By Joanna Manning
The lower school “makery” might seem, to the casual observer, to be little more than a closet filled with junk. There are scraps of wood and pvc pipe arranged neatly on the shelves; guts of various electronics are laid out on the floor. Odds and ends that might normally be thrown away—lids in interesting shapes and sizes, for example—are sorted into bins, waiting to be repurposed.
Twice a week, science teacher Gabriel Newton opens the makery during recess and gives students access not just to the “junk” but to the tools that are meticulously arranged in his tool chest. As soon as the makery doors open, students scramble to get inside, ready to hammer and saw and hot glue raw materials together into interesting new creations. Their excitement is palpable. It’s kinesthetic learning at its finest.
For Lower School Assistant Director Nicholas Zosel-Johnson, the makery’s value is obvious, particularly with regard to teaching soft skills. “I was watching these four boys who have honestly had a hard time negotiating and cooperating. And they were dutifully, carefully, using tiny screwdrivers to take apart a hard drive, and they were getting along and having a great time. That’s what great social learning looks like.”
Maker spaces have been burgeoning for the past several years, in part due to the widespread availability of laser cutters and 3D printers, which make designing and creating prototypes faster and cheaper than ever before. Just as services such as YouTube turned passive audiences into active creators of content, the maker movement empowers everyday people to innovate rather than simply be consumers of technology.

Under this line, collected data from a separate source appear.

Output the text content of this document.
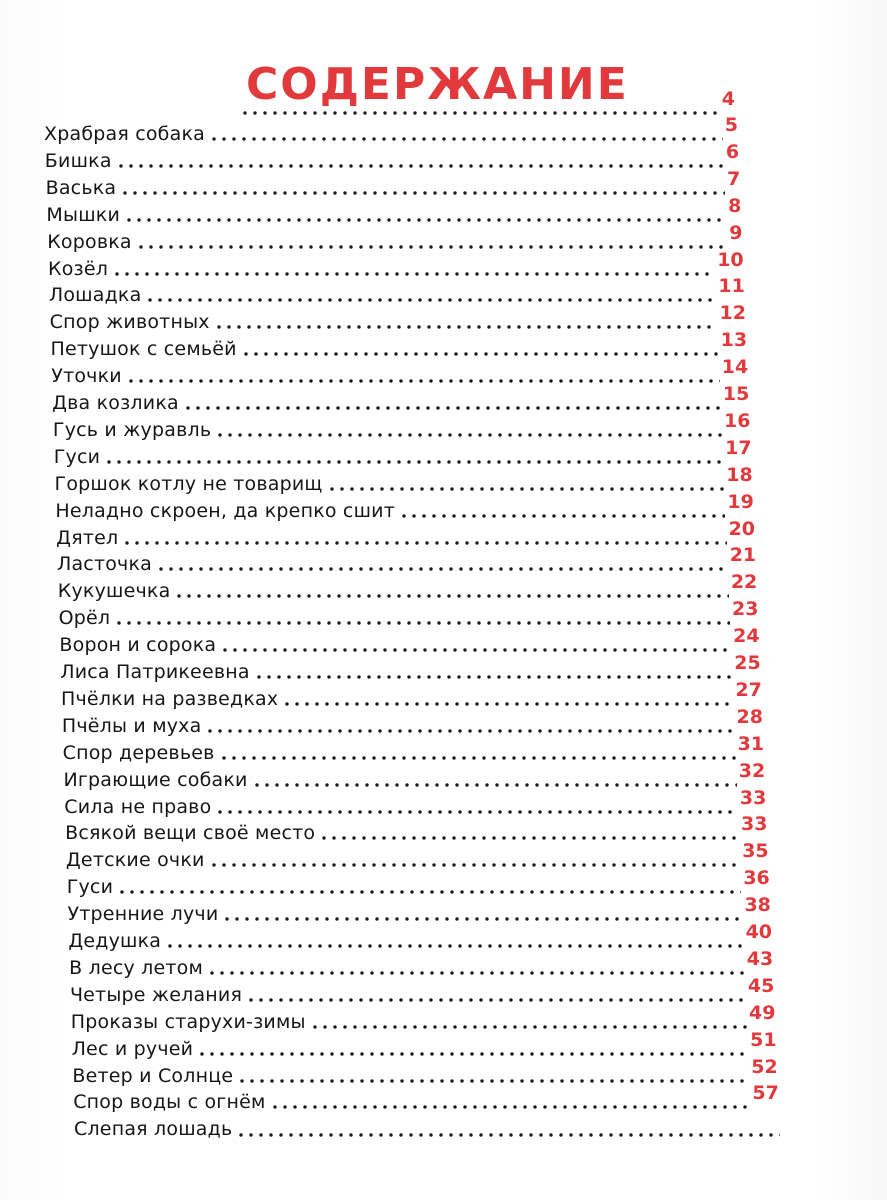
СОДЕРЖАНИЕ	4
Храбрая собака	5
Бишка	6
Васька	7
Мышки	8
Коровка	9
Козёл	10
Лошадка	11
Спор животных	12
Петушок с семьёй	13
Уточки	14
Два козлика	15
Гусь и журавль	16
Гуси	17
Горшок котлу не товарищ	18
Неладно скроен, да крепко сшит	19
Дятел	20
Ласточка	21
Кукушечка	22
Орёл	23
Ворон и сорока	24
Лиса Патрикеевна	25
Пчёлки на разведках	27
Пчёлы и муха	28
Спор деревьев	31
Играющие собаки	32
Сила не право	33
Всякой вещи своё место	33
Детские очки	35
Гуси	36
Утренние лучи	38
Дедушка	40
В лесу летом	43
Четыре желания	45
Проказы старухи-зимы	49
Лес и ручей	51
Ветер и Солнце	52
Спор воды с огнём	57
Слепая лошадь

Middle-school art teacher Christopher Hoppin wants to give Charles Wright students more opportunities to be innovators. “We really hope to redesign multiple spaces on campus to be more 21st-century in our approach to hands-on learning. Maker spaces, robotics–all that is very much in our plans.”
Well-designed maker spaces encourage creative problem solving and cooperation to be certain, but beyond that, the maker ethos is one that recognizes aesthetics as an integral part of technology. Mr. Hoppin and upper school science teacher Jon Lamoreux have been developing programs that attempt to restore the balance between technology and design.
“That’s what we’re really going for” Hoppin says. “The best idea in the world doesn’t work without good design. And on top of that, it doesn’t work without a good presentation of that idea. So, you really tie in English and arts and science. That’s the beauty of ‘making.’ It really encourages collaboration.”
In a few years, the kids who worked together in the lower-school makery to deconstruct a hard drive might channel that curiosity into designing and creating something entirely new. That is the promise of the maker movement: innovation is limited only by the imagination.